Watching this patient continue to slowly lose weight had caused me much worry and distress. I had done everything in my power to help this man. For some reason, various medicines helped him at different times - natrum sulph (mainly), hepar sulph, dros, acet-acid, tuberculinum - but nothing totally restored his health. Other than losing weight, he did not have a single symptom - no fever, no cough, the loose stools had reduced from 5 a day to twice a day and so on, and he was working all along. All investigations/ lab tests were fine. I possibly should have referred him to a homoeopathic colleague, but 1) I was keen to first find out if he had some serious disease - and I spent a lot of time and energy on this. 2) He often seemed to respond well to some medicine, gaining 1-2 kgs... but again relapsed. However, it was clear to me that I did not find the similimum in his case, and over time, I became quite discouraged, and wondered if he would have done better seeing someone else.

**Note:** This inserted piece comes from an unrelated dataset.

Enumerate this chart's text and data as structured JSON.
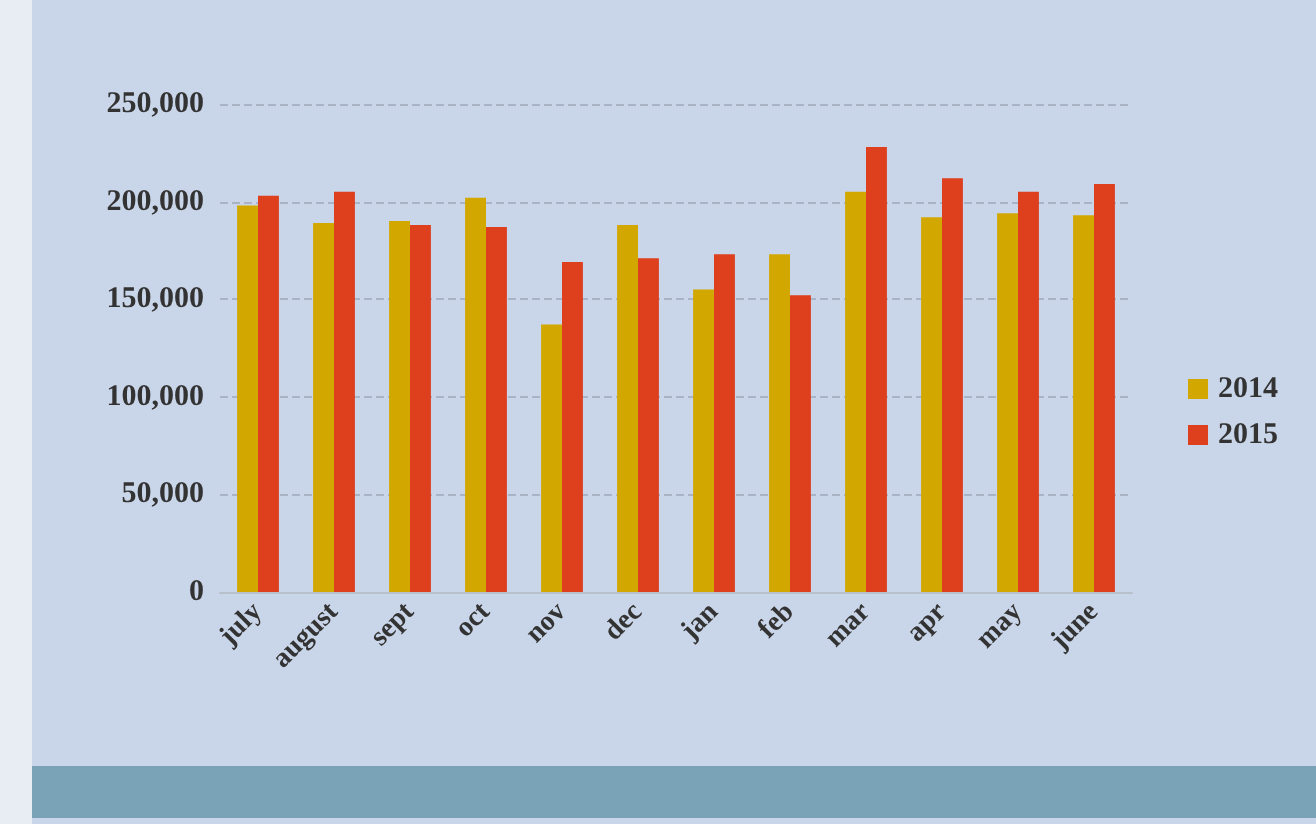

However, once again in this instance, I found that the patient was very thankful for my help. He said he gained confidence once he came to me, lost the fear of dying, especially after he gained the 6 kgs in the early part of the treatment. He was able to resume his work. I realized that all the doctors who had treated him had been unable to help him - that I was no better or worse. Moreover, at every point, I was following the investigations, interpreting it for him, getting him access to hospitals and care, discussing with the doctors etc. I accompanied him to a tertiary care hospital and presented the whole case to the physician, who I know well.

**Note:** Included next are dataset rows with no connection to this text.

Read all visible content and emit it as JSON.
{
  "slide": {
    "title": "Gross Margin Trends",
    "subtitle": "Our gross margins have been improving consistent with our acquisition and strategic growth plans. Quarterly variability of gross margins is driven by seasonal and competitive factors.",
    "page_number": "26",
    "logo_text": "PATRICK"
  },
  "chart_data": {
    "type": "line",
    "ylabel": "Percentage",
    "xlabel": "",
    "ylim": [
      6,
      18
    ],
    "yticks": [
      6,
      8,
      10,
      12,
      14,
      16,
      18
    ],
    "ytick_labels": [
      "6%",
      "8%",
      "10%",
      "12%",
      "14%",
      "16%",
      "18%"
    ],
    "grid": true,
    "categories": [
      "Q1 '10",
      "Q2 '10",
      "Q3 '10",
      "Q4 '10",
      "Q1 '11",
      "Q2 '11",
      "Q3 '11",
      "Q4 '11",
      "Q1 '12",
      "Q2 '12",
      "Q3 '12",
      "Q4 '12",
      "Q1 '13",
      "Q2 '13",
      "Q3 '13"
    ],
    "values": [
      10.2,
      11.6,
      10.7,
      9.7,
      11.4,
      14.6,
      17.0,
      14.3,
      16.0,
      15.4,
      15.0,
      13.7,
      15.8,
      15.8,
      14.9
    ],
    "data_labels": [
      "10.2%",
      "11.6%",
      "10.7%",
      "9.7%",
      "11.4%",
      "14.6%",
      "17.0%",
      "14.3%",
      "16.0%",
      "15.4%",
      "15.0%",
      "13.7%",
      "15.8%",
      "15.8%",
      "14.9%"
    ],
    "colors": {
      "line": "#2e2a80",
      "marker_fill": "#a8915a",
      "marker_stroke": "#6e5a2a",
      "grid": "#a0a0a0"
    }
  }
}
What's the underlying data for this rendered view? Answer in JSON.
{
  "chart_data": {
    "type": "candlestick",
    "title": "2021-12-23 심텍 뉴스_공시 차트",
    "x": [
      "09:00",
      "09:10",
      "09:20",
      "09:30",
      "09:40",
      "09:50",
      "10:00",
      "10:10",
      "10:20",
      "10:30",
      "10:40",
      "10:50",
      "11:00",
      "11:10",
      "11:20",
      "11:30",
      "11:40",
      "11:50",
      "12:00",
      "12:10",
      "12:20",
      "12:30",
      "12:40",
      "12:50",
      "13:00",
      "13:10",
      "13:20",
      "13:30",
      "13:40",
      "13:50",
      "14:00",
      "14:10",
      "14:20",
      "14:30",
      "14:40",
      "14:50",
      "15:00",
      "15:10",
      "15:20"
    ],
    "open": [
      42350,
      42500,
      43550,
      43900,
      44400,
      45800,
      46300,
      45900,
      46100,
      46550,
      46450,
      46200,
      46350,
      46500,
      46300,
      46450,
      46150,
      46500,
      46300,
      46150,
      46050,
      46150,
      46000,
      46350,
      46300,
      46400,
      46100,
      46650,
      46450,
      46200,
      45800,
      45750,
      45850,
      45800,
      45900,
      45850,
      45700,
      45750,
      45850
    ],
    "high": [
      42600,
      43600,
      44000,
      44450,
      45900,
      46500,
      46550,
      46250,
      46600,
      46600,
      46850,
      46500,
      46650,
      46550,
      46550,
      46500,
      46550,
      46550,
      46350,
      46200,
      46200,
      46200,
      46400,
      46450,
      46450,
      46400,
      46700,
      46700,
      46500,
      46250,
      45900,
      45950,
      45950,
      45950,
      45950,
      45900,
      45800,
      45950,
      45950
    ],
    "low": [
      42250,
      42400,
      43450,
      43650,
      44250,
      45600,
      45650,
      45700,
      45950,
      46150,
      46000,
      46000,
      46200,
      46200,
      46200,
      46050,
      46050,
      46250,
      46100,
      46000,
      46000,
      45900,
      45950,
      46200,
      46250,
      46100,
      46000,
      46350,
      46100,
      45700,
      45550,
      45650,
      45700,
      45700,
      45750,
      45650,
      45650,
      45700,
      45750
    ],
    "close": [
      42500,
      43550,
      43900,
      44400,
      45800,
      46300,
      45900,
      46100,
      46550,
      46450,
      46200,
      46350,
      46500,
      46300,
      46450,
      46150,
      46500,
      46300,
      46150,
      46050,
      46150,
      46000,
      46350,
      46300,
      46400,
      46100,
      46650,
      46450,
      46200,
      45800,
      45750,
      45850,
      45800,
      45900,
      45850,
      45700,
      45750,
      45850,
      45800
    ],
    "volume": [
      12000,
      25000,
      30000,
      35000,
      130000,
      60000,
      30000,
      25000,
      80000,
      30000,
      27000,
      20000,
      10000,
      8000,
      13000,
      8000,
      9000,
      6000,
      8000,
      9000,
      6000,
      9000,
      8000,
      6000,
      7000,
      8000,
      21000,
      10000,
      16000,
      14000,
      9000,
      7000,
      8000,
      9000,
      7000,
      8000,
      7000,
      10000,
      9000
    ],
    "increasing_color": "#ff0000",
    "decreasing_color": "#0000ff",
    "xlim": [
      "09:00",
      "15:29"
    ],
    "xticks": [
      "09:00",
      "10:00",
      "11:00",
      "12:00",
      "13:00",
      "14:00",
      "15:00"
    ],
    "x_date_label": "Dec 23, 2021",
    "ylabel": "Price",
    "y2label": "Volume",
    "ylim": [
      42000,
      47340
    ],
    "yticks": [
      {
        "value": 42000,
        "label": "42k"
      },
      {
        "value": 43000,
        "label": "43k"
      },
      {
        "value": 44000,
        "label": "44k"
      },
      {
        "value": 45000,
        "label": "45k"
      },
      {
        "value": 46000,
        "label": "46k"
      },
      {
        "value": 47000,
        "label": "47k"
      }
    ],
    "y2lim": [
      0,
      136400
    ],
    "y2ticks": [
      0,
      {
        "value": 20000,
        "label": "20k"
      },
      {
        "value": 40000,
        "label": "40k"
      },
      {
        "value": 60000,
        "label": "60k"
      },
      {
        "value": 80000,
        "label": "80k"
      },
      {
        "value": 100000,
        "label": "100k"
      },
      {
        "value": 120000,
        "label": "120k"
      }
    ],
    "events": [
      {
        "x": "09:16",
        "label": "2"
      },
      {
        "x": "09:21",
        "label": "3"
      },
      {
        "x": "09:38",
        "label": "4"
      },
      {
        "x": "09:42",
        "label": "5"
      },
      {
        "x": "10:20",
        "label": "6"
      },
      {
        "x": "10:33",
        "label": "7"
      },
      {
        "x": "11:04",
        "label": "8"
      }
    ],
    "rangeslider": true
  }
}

All of us fail inevitably in some cases. What matters is that we do our best with an open mind, referring patients when needed to a colleague - homoeopathic, allopathic or some other system of Medicine. As doctors, our success does not lie solely in 'curing' the patient, but in contributing to the cure in some way. Or, as in the quote attributed to Dr. Edward Trudeau, we can consider our job well done if we manage "To cure sometimes, to relieve often, to comfort always."